So, I wanted to share a little about myself and dive into this bike. I'm 6'1", weigh about 160, and have a motocross background. I have zero mountain biking experience other than 2 summers with a really old cross country bike. This is my third summer riding and first summer with the Giga. I wanted something super capable of steep technical riding that reminded of my dirtbike. I have logged just under 250 miles on this bike all of which has been this summer in Tahoe, I'm still messing around with the suspension and don't think it's fully dialed in yet. That being said, I already love the way it handles and know it will only get better with a few more tweaks. I'll break this down into categories for easy browsing:


*Climbing *- This bike spins remarkably well up hills. My suspension is set a little stiffer to avoid any extra movement on the climbs. I found the climb switch not very useful and have tuned my suspension so that I never use it. The seated position feels very centered in the bike and I feel like I've got a good balance of weight front to rear for tough technical climb sections without having to move around much to get great traction. I've got to keep a vigilant eye out for pedal strikes. Leaning the bike over and pedaling can get tricky in rocky terrain. 

*Composure & Agility - *Composure could be the one word to describe the entire experience of this bike. With a 63.5 degree head tube angle tight turns will feel a little muted. Personally I love that feeling and appreciate a stable platform where your input is required. My XC bike felt hyper sensitive turning and this bike dials that out quite nicely. This means that really tight turns require a little more deliberate line choice. The confidence inspiring nature of this bike is unreal. High speed anything - turns, drops, chunk - this bike doesn't care. You just point it and it asks how much faster you want to go through it. As trails get harder and more technical this bike remains unfazed. Speed is where this bike really shines and shows it's intended purpose. With higher speeds this bike feels incredibly lively and agile reminding you that a change in line choice would be an easy task.

*Cornering - *I've been working out how to corner this bike as it's quite different than my XC bike. The steep seat tube angle has me sitting much more upright and the seat is further forward in the frame. I've found using the dropper post is a must. Once I'm descending with the seat dropped, I can lay this bike over quite far and it rails through corners. This bike will carve through a corner with remarkable composure. I'm still working on my cornering technique and this bike demonstrates how much more capable it is than I am. 

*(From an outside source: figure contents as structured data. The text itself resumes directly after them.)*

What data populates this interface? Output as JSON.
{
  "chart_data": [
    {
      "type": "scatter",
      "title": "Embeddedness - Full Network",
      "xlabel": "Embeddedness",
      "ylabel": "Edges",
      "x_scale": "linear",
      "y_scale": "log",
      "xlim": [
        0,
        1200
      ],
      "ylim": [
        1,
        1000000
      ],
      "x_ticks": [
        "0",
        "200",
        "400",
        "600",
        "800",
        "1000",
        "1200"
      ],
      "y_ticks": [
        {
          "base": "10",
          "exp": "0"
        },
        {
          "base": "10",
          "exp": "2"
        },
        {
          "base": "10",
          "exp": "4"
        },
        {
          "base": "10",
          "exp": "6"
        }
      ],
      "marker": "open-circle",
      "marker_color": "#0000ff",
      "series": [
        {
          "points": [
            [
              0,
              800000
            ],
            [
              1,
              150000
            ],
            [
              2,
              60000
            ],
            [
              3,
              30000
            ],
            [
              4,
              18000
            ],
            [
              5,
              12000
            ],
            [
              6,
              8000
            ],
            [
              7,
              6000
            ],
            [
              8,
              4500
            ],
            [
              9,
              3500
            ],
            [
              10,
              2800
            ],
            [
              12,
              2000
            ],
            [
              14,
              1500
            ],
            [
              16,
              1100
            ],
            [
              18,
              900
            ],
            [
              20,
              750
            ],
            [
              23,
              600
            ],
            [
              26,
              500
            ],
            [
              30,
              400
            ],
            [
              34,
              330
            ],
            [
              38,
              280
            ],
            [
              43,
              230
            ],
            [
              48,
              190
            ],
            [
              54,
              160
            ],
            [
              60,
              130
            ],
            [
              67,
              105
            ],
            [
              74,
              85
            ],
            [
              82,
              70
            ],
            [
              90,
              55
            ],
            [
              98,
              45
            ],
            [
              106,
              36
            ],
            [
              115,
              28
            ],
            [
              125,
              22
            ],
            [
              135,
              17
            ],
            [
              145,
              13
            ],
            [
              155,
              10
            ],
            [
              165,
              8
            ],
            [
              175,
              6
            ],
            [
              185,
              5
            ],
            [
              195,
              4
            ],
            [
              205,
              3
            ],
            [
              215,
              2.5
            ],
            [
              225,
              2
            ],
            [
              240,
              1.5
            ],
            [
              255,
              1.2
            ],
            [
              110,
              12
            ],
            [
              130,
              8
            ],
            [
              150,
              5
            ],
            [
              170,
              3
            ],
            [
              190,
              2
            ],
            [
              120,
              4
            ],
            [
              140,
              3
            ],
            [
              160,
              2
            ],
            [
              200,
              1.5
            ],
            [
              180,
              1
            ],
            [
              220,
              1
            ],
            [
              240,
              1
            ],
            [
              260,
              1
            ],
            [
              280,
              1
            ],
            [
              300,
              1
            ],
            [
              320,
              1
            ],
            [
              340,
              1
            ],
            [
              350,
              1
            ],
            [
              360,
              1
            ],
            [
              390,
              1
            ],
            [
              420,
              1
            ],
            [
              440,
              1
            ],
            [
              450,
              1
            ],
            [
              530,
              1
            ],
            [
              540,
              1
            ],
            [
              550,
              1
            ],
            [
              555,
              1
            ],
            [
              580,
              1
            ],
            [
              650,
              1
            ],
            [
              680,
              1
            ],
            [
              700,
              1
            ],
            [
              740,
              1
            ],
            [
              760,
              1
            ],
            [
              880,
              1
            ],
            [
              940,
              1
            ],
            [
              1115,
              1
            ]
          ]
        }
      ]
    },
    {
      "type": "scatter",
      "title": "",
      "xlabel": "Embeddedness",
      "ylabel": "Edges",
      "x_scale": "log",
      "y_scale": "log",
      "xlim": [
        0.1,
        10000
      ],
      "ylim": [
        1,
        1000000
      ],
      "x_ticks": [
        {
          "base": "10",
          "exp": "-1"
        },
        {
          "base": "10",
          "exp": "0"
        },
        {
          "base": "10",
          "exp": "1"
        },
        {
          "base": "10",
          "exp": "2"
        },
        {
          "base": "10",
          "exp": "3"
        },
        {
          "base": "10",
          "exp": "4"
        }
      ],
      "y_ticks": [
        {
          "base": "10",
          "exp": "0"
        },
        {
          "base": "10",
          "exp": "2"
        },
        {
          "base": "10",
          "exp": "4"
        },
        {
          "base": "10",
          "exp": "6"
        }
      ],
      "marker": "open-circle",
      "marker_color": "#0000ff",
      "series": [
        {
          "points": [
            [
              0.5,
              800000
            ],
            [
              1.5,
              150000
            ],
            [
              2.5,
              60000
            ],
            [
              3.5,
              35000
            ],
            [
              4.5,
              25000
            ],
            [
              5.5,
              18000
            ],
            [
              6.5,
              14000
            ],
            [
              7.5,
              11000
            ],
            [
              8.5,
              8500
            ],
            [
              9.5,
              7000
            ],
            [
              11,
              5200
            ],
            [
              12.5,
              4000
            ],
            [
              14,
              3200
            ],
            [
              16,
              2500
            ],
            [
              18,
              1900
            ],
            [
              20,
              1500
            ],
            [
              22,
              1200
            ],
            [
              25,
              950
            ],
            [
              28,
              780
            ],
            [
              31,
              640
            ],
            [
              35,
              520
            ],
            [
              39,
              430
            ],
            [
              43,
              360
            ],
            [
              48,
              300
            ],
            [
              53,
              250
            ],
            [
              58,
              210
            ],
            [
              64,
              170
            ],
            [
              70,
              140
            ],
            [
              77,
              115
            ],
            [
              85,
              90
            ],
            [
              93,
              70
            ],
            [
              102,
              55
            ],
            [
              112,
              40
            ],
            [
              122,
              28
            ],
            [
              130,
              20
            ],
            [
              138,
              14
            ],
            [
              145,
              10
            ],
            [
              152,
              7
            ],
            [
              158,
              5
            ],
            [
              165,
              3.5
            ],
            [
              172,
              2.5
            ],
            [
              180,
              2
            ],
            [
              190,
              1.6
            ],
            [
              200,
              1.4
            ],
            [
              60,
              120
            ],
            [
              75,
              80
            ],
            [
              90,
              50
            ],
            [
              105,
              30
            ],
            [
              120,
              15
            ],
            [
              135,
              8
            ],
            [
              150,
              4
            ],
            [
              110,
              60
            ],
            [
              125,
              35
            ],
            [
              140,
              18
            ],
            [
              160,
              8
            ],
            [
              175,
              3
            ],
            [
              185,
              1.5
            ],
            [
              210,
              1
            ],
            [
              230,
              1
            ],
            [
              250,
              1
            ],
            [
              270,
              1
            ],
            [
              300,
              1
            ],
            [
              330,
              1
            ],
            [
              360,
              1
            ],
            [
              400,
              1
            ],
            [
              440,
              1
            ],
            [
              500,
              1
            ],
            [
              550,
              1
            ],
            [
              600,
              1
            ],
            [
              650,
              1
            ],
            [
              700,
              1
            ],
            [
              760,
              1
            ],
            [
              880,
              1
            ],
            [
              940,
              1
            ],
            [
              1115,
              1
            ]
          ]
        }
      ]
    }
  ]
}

*Brakes / Tires -* Came with SLX brakes, 203mm rotors front and rear, and Michelin enduro 2.4 wild tires front and rear. The stock brake lever throw wasn't sensitive enough for me. I modified the SLX brakes to feel more sensitive and after that minor change they are amazing. I never have any issues with brake fade on long descents. I tend to ride rear brake heavy as well(moto habit). The modulation is amazing - set to lock up with the shortest throw possible and the brake feedback is perfect. You can tell exactly hard you can brake before locking them up. For me I ride on a lot of loose over hard-pack. These tires just don't have consistent predictability for my riding areas. I am happier with the rear tire than the front tire. But, they work well enough that I don't want to waste the money on new tires until they are worn out. I am looking forward to that upgrade though.

*Overall Impression -* This is bike a lot heavier than a cross country bike. It will make flat, flowy, mellow trails feel boring. I doubt anyone reading this would ever consider this bike for cross country trails. If you want something that can climb quite well, feel super stable and playful at speed, truck through anything you want, and just tell you to do bad things then this is the bike for you. The way this bike inspires me to ride is really helping with my progression. Speed is the life blood of this bike and it will ask for that every time you set foot on it. The liveliness and confidence inspiring nature of this bike has me hooked. Flat trails have become boring and that's quite okay with me. I have a feeling I'm gonna be riding this bike for years to come.


----------